Monday, February 12, 2018

I.M.F.

Warring between two personas,
The person I normally am, I no longer know,
Self inflicted wounds merely from agony of thoughts,
If I continue to dwell in the past I'm sure all I have is lost.

Pleading to release all that sits on my heart,
A mountain of contemplation imprints on the soul.
Seeing your face as you thought on his name,
Made me wonder when I'm not around will you ever do the same.
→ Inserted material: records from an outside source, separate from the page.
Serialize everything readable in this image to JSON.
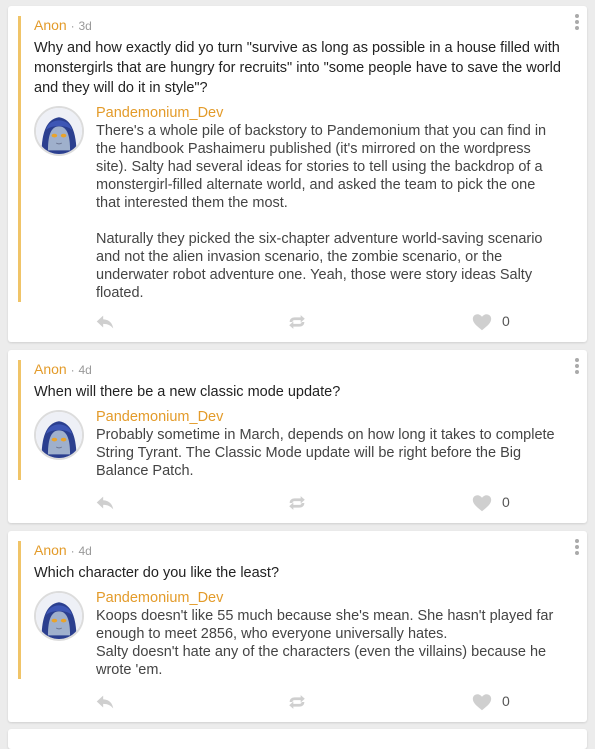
{
  "posts": [
    {
      "asker": "Anon",
      "time": "3d",
      "question": "Why and how exactly did yo turn \"survive as long as possible in a house filled with monstergirls that are hungry for recruits\" into \"some people have to save the world and they will do it in style\"?",
      "answerer": "Pandemonium_Dev",
      "answer": "There's a whole pile of backstory to Pandemonium that you can find in the handbook Pashaimeru published (it's mirrored on the wordpress site). Salty had several ideas for stories to tell using the backdrop of a monstergirl-filled alternate world, and asked the team to pick the one that interested them the most.\n\nNaturally they picked the six-chapter adventure world-saving scenario and not the alien invasion scenario, the zombie scenario, or the underwater robot adventure one. Yeah, those were story ideas Salty floated.",
      "likes": "0"
    },
    {
      "asker": "Anon",
      "time": "4d",
      "question": "When will there be a new classic mode update?",
      "answerer": "Pandemonium_Dev",
      "answer": "Probably sometime in March, depends on how long it takes to complete String Tyrant. The Classic Mode update will be right before the Big Balance Patch.",
      "likes": "0"
    },
    {
      "asker": "Anon",
      "time": "4d",
      "question": "Which character do you like the least?",
      "answerer": "Pandemonium_Dev",
      "answer": "Koops doesn't like 55 much because she's mean. She hasn't played far enough to meet 2856, who everyone universally hates.\nSalty doesn't hate any of the characters (even the villains) because he wrote 'em.",
      "likes": "0"
    }
  ],
  "separator": "·",
  "icons": {
    "reply": "reply-icon",
    "share": "share-icon",
    "like": "heart-icon",
    "menu": "more-vertical-icon",
    "avatar": "avatar-image"
  },
  "colors": {
    "name": "#e39b2a",
    "quote_bar": "#f0c468",
    "icon": "#c8c8c8"
  }
}
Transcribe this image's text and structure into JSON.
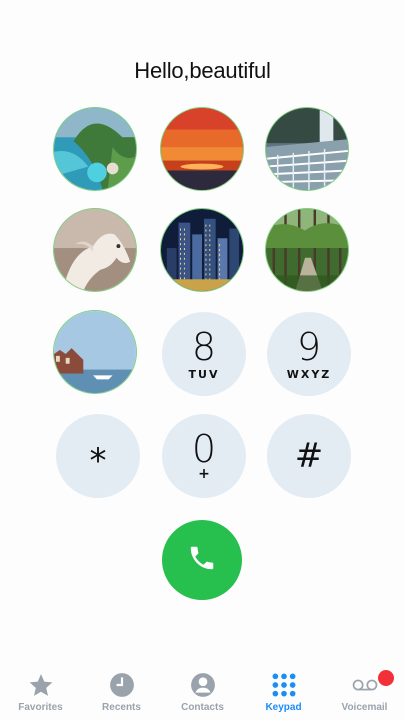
{
  "greeting": "Hello,beautiful",
  "photo_keys": [
    {
      "name": "photo-key-tropical-island"
    },
    {
      "name": "photo-key-sunset-sky"
    },
    {
      "name": "photo-key-waterfall-balcony"
    },
    {
      "name": "photo-key-white-horse"
    },
    {
      "name": "photo-key-city-skyline"
    },
    {
      "name": "photo-key-forest-path"
    },
    {
      "name": "photo-key-harbor-castle"
    }
  ],
  "dial_keys": [
    {
      "digit": "8",
      "letters": "TUV"
    },
    {
      "digit": "9",
      "letters": "WXYZ"
    },
    {
      "digit": "*",
      "letters": ""
    },
    {
      "digit": "0",
      "letters": "+"
    },
    {
      "digit": "#",
      "letters": ""
    }
  ],
  "call_button": {
    "icon": "phone-icon",
    "color": "#27bf4d"
  },
  "tabs": [
    {
      "label": "Favorites",
      "icon": "star-icon",
      "active": false
    },
    {
      "label": "Recents",
      "icon": "clock-icon",
      "active": false
    },
    {
      "label": "Contacts",
      "icon": "person-circle-icon",
      "active": false
    },
    {
      "label": "Keypad",
      "icon": "keypad-grid-icon",
      "active": true
    },
    {
      "label": "Voicemail",
      "icon": "voicemail-icon",
      "active": false
    }
  ],
  "colors": {
    "accent": "#1b8ef5",
    "inactive": "#9aa3ab",
    "key_bg": "#e3ecf3",
    "badge": "#f2303a"
  }
}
Images replayed over again in my mind,
Praying for amnesia just for this time.
My foolishness distorts my mind, taking me hostage,

Yet falling into temptation to nurture these misleading seeds,
Asking "Why" only helps these things grow.
Asking "Who" only makes us cold,
Asking "When" only takes me deeper still,

Into a bed of frustrations my mind seeks to escape.
Setting myself up, I peeked into self induced visions,
Threatening to destroy everything, don't give it voice.
I know it's wrong, but gravity pulls me to this direction.

Often falling for well laid traps.
Searching for a solid rock where I can stand.
As confidence erodes beneath my feet,
Pulling me with a tide of regret.

My strength, now turned weakness,
Now the worse of me is no longer in the past.
And to that end I should never have asked,
But I'm in my feelings, but I can't let her know.